Interestingly, NF-κB not only responds to DDR but can also feed back to modulate DNA repair efficiency and cellular stress resistance. Chronic NF-κB activation has been shown to repress genes involved in DNA repair, including BRCA1 and RAD51, promoting further genomic instability. Conversely, under certain contexts, NF-κB can promote survival pathways, enabling damaged cells to evade apoptosis and persist in tissues a hallmark of aging known as inflammaging. This bidirectional interplay is particularly evident in age-associated diseases. In neurodegenerative disorders such as Alzheimer’s disease, elevated DNA damage and persistent NF-κB activation co-exist, leading to glial cell senescence and neuroinflammation. Similarly, in atherosclerosis and osteoarthritis, the accumulation of senescent cells and their SASP products is directly linked to chronic tissue inflammation and degeneration. The dual contribution of DDR and NF-κB to these pathological processes makes them compelling targets for therapeutic intervention.

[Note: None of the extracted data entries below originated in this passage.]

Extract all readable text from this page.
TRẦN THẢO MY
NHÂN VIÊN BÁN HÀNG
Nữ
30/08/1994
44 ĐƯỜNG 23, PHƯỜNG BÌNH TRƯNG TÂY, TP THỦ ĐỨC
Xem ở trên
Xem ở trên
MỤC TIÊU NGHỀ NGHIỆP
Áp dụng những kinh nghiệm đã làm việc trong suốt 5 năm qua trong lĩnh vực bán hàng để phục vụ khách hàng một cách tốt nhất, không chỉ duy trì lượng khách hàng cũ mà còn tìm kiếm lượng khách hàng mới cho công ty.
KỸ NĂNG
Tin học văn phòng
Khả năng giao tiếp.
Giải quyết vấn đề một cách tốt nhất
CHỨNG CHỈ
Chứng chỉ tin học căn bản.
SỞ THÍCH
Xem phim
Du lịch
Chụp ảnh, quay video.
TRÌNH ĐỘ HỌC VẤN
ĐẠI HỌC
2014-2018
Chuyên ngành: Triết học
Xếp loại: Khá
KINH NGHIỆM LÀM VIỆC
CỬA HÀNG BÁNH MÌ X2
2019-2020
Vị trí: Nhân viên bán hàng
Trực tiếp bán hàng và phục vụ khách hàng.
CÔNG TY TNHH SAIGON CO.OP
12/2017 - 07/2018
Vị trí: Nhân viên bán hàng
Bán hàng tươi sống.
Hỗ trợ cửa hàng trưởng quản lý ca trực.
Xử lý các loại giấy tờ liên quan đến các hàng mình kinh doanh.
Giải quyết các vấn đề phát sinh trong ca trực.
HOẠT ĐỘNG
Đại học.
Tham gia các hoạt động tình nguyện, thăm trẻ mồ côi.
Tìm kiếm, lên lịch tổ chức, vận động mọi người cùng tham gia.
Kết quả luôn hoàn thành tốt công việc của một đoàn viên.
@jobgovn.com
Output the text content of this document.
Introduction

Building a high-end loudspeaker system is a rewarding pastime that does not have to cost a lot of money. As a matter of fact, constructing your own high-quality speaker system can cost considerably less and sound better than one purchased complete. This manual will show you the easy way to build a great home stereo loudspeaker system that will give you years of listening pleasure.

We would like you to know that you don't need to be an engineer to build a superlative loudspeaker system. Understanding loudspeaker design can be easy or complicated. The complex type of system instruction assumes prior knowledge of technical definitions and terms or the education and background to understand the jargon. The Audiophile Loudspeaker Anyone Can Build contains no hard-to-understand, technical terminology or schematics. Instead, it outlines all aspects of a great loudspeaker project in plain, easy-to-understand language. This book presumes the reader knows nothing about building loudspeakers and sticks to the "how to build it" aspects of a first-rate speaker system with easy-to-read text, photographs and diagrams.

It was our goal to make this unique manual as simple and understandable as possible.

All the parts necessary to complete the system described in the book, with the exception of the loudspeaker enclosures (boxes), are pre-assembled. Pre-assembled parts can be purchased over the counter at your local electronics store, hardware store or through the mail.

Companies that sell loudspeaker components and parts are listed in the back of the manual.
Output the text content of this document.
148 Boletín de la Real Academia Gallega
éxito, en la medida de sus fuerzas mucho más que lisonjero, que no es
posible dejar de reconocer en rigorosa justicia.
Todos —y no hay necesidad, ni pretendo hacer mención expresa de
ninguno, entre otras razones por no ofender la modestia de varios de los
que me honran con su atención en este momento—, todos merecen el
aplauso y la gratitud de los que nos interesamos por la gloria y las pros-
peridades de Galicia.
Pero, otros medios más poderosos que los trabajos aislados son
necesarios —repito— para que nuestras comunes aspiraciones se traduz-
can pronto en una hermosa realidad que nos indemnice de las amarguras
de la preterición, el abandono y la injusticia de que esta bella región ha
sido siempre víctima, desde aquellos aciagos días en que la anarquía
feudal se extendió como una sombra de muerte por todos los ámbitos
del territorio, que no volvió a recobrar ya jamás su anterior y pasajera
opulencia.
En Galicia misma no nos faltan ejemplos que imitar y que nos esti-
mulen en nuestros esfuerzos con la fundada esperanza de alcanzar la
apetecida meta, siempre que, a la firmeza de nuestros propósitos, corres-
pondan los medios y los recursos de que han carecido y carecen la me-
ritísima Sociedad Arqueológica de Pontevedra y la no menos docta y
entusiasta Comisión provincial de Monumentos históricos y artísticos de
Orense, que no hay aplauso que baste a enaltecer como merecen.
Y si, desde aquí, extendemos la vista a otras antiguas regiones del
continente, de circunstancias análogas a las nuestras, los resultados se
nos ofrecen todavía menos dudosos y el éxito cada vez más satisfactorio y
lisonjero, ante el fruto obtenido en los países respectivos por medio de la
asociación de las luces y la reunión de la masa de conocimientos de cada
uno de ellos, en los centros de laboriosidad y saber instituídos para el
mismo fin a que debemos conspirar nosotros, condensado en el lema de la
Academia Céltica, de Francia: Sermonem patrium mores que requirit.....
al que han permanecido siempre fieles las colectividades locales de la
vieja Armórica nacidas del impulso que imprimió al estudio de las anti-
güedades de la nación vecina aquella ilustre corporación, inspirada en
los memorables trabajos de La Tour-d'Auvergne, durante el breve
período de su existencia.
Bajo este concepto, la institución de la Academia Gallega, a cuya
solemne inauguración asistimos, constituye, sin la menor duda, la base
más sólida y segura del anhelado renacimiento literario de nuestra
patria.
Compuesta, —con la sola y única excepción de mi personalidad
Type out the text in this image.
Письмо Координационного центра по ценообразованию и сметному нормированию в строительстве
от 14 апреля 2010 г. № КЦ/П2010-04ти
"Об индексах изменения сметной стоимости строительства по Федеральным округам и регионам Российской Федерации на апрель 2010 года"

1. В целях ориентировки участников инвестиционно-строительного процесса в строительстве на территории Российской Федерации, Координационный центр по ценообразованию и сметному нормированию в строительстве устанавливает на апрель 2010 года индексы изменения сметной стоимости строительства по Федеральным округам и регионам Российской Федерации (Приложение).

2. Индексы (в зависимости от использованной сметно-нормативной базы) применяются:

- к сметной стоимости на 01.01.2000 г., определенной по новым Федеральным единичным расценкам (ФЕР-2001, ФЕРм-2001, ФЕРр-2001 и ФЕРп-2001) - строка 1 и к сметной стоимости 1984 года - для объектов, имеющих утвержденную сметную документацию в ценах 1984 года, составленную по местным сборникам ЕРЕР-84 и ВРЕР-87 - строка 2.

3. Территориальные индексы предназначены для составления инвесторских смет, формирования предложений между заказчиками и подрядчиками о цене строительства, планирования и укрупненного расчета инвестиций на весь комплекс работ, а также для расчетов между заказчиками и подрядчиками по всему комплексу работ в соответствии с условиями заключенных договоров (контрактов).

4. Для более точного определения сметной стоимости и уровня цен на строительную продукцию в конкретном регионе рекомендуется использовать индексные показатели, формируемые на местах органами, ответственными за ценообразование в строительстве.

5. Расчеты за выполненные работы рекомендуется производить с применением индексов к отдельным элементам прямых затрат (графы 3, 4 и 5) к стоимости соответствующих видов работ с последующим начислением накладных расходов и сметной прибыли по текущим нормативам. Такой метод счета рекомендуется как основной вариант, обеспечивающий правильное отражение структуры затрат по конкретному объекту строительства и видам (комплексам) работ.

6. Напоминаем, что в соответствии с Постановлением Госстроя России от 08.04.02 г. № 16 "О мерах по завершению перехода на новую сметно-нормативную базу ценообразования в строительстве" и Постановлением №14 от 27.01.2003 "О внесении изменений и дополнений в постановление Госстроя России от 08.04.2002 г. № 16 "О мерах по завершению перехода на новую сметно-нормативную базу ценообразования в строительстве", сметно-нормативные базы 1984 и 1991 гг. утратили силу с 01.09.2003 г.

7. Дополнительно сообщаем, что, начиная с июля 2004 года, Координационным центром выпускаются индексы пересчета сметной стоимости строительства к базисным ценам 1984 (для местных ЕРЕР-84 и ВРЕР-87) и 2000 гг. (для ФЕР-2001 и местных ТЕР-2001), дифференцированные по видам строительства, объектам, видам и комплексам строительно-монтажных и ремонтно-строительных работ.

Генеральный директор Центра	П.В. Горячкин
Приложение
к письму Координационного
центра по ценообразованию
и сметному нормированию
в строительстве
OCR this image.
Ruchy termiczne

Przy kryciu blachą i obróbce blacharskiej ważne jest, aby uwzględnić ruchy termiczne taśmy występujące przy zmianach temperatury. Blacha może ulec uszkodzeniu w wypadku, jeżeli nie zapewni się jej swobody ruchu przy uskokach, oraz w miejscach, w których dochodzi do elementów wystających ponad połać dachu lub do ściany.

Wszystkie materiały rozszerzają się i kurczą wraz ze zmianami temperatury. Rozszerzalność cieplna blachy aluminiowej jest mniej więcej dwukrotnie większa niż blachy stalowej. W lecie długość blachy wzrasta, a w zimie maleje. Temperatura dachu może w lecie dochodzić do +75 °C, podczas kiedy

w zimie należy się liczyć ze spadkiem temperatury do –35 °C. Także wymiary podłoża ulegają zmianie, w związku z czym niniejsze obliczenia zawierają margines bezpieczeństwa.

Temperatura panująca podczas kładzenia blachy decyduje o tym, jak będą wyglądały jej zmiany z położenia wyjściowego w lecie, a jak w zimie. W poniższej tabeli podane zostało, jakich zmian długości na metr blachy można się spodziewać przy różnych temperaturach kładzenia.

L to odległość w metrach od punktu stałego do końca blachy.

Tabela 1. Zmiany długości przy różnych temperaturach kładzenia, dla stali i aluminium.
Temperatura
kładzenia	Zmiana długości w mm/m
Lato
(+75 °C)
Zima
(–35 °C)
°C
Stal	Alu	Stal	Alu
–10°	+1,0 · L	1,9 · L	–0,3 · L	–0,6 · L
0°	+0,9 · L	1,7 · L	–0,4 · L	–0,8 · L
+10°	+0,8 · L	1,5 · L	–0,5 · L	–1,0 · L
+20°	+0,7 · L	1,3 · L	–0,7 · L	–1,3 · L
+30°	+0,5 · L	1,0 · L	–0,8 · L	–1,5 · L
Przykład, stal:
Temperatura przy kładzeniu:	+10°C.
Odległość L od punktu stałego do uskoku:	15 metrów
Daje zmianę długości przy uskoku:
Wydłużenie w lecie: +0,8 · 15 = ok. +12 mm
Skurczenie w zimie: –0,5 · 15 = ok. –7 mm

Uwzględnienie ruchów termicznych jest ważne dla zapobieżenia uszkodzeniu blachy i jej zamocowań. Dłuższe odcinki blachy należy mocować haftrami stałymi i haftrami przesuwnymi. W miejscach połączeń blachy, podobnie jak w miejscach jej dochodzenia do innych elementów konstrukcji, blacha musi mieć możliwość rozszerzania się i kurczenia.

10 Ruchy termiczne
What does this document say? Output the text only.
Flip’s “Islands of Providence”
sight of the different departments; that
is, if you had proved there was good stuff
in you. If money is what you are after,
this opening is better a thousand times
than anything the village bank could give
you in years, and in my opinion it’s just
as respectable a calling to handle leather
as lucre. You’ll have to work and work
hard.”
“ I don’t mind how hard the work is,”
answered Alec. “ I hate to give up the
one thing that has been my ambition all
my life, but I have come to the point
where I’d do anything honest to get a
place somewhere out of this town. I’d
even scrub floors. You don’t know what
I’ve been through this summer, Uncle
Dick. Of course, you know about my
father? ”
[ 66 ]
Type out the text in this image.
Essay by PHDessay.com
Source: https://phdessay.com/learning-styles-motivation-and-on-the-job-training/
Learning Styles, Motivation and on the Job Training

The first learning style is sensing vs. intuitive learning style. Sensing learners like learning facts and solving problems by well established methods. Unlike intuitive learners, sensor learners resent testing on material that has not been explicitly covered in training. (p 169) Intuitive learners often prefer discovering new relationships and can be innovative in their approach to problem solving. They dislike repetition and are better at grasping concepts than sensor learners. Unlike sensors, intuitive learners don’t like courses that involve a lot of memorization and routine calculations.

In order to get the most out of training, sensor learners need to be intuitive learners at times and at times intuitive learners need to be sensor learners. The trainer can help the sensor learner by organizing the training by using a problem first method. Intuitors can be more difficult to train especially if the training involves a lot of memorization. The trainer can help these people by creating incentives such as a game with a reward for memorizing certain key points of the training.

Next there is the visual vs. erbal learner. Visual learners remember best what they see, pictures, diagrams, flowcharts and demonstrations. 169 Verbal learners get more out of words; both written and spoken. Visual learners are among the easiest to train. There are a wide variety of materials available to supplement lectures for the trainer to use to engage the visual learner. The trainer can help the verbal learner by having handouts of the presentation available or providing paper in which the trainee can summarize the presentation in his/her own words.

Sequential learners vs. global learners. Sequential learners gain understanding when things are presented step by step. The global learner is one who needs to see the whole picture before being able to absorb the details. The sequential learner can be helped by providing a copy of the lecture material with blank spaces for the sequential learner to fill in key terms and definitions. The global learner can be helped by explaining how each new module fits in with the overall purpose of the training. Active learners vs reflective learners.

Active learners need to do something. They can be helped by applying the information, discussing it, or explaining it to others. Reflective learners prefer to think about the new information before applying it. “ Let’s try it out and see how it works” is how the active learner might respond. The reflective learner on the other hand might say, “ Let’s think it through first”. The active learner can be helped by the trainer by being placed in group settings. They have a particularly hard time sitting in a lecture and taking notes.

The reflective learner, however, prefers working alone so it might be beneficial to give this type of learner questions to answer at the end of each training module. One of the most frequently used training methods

Recent research has focused on pharmacologically targeting this interplay. Agents such as senolytics, which selectively eliminate senescent cells and NF-κB inhibitors, which reduce SASP expression, are being explored in clinical trials for age-related diseases. Furthermore, molecules that enhance DNA repair or modulate ATM/NEMO signaling may suppress aberrant NF-κB activation at its source. However, caution is required, as indiscriminate suppression of DDR or NF-κB could compromise host defense and tumor surveillance. Therefore, the challenge lies in developing context-specific modulators that restore balance without disrupting protective functions. A key future direction involves mapping the temporal dynamics and cellular specificity of DDR-NF-κB interactions. Single-cell transcriptomics and proteomics are providing new tools to dissect how different cell types respond to persistent DNA damage and how this contributes to organismal aging. Additionally, understanding how lifestyle factors such as diet, exercise and environmental stress affect DDR and NF-κB signaling could help design nonpharmacological interventions to delay age-related decline.

Conclusion

The interplay between DNA damage response and NF-κB signaling lies at the heart of aging biology. Together, these pathways form a molecular feedback loop that integrates genomic surveillance with inflammatory signaling, ultimately influencing cellular aging and systemic health. While DDR maintains genomic stability, its chronic activation fuels NF-κBJ mediated inflammation, promoting senescence and functional decline. Targeting this axis holds transformative potential for treating age-related diseases and extending healthspan. However, successful interventions will require precision and specificity, ensuring the protective roles of DDR and NF-κB are preserved while mitigating their harmful consequences in aging tissues. As research advances, unraveling this intricate crosstalk promises to redefine our approach to aging and regenerative medicine.